Efficient Restarts in Non-Stationary Model-Free Reinforcement Learning
Hiroshi Nonaka, Simon Ambrozak, Sofia R. Miskala-Dinc, Amedeo Ercole, Aviva Prins
TL;DR
This work tackles non-stationary model-free reinforcement learning by improving a RestartQ-UCB framework through three restart paradigms: partial, adaptive, and selective restarts. Partial restarts tighten the post-reset upper bounds on $Q$-values to preserve useful information, adaptive restarts trigger restarts based on observed reward dynamics, and selective restarts update only a targeted subset of the $Q$-table along observed trajectories.

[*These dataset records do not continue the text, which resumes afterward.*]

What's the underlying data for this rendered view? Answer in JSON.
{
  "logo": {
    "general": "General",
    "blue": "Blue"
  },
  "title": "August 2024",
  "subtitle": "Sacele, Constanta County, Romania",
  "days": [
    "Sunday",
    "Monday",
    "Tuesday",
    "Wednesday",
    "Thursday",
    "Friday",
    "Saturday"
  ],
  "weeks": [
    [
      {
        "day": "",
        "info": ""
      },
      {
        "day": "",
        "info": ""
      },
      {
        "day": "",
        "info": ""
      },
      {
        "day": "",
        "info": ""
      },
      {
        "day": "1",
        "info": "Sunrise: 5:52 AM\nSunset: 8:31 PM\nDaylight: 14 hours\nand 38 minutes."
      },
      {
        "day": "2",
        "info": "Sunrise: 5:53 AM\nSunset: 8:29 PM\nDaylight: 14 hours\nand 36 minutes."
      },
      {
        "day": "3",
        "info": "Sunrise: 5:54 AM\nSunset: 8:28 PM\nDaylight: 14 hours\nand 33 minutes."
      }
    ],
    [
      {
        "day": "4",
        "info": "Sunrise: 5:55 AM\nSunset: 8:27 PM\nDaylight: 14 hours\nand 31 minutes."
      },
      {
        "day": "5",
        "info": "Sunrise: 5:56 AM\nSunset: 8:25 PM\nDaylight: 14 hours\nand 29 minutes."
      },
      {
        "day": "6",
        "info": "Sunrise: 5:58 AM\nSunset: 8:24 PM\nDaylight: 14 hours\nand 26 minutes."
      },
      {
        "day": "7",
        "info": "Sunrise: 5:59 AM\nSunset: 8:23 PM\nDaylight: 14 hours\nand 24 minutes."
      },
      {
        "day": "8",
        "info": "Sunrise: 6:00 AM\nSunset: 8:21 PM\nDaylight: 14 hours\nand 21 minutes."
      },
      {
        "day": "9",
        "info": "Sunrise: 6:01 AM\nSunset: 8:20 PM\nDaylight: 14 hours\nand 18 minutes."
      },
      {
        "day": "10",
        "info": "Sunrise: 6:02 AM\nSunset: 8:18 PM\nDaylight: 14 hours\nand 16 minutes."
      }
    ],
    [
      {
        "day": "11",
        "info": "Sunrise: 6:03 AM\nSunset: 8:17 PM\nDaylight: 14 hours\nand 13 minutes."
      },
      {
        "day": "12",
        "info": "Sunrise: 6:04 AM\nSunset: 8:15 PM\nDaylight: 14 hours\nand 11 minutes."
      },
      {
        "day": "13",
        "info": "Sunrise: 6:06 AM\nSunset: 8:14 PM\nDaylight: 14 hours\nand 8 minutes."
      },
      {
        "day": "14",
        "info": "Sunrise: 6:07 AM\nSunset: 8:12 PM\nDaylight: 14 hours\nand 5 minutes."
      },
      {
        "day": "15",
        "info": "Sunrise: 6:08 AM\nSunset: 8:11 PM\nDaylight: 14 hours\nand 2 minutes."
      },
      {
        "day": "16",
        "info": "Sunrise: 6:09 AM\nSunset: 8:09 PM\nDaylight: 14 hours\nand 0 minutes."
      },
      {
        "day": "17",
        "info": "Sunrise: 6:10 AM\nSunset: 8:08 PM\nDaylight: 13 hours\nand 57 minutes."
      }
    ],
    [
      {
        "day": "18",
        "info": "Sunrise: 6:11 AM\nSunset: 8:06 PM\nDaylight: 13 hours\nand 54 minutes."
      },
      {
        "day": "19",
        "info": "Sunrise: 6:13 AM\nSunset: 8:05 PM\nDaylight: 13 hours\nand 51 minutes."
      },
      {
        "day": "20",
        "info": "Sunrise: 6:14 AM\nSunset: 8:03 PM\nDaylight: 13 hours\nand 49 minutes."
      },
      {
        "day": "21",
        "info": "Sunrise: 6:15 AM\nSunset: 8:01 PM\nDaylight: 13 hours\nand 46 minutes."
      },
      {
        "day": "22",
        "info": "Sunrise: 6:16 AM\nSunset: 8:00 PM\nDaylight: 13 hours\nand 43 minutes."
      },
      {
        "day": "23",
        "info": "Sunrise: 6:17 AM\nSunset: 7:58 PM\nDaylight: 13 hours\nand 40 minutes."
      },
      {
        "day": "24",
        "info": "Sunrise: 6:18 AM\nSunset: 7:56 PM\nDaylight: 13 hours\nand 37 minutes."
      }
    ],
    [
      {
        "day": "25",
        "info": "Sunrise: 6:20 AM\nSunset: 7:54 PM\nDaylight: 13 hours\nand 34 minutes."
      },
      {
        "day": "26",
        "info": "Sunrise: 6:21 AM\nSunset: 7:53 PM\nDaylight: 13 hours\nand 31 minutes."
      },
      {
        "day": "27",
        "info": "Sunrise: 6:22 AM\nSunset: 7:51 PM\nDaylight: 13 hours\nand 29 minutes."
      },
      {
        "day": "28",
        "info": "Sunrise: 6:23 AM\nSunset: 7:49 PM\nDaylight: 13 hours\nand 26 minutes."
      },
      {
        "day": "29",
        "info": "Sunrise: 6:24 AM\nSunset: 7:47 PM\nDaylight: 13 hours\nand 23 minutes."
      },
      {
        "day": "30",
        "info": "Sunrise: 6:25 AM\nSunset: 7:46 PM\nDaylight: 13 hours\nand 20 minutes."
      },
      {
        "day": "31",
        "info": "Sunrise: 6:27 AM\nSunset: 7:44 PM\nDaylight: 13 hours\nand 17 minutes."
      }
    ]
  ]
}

Empirically, these methods yield large improvements in dynamic regret across RandomMDP and BDCL, with reductions up to $74\%$ and $91\%$ respectively, while preserving near-optimal early performance and maintaining modest computational overhead. The results demonstrate that outer restart wrappers can substantially enhance practical performance of theoretically robust, model-free RL in non-stationary environments, bridging theory and practice. Potential future work includes deriving formal guarantees for adaptive/selective restarts, handling unknown budgets, and applying these wrappers to a wider class of stationary algorithms.
Abstract
In this work, we propose three efficient restart paradigms for model-free non-stationary reinforcement learning (RL). We identify two core issues with the restart design of Mao et al. (2022)'s RestartQ-UCB algorithm: (1) complete forgetting, where all the information learned about an environment is lost after a restart, and (2) scheduled restarts, in which restarts occur only at predefined timings, regardless of the incompatibility of the policy with the current environment dynamics. We introduce three approaches, which we call partial, adaptive, and selective restarts to modify the algorithms RestartQ-UCB and RANDOMIZEDQ (Wang et al., 2025). We find near-optimal empirical performance in multiple different environments, decreasing dynamic regret by up to $91$% relative to RestartQ-UCB.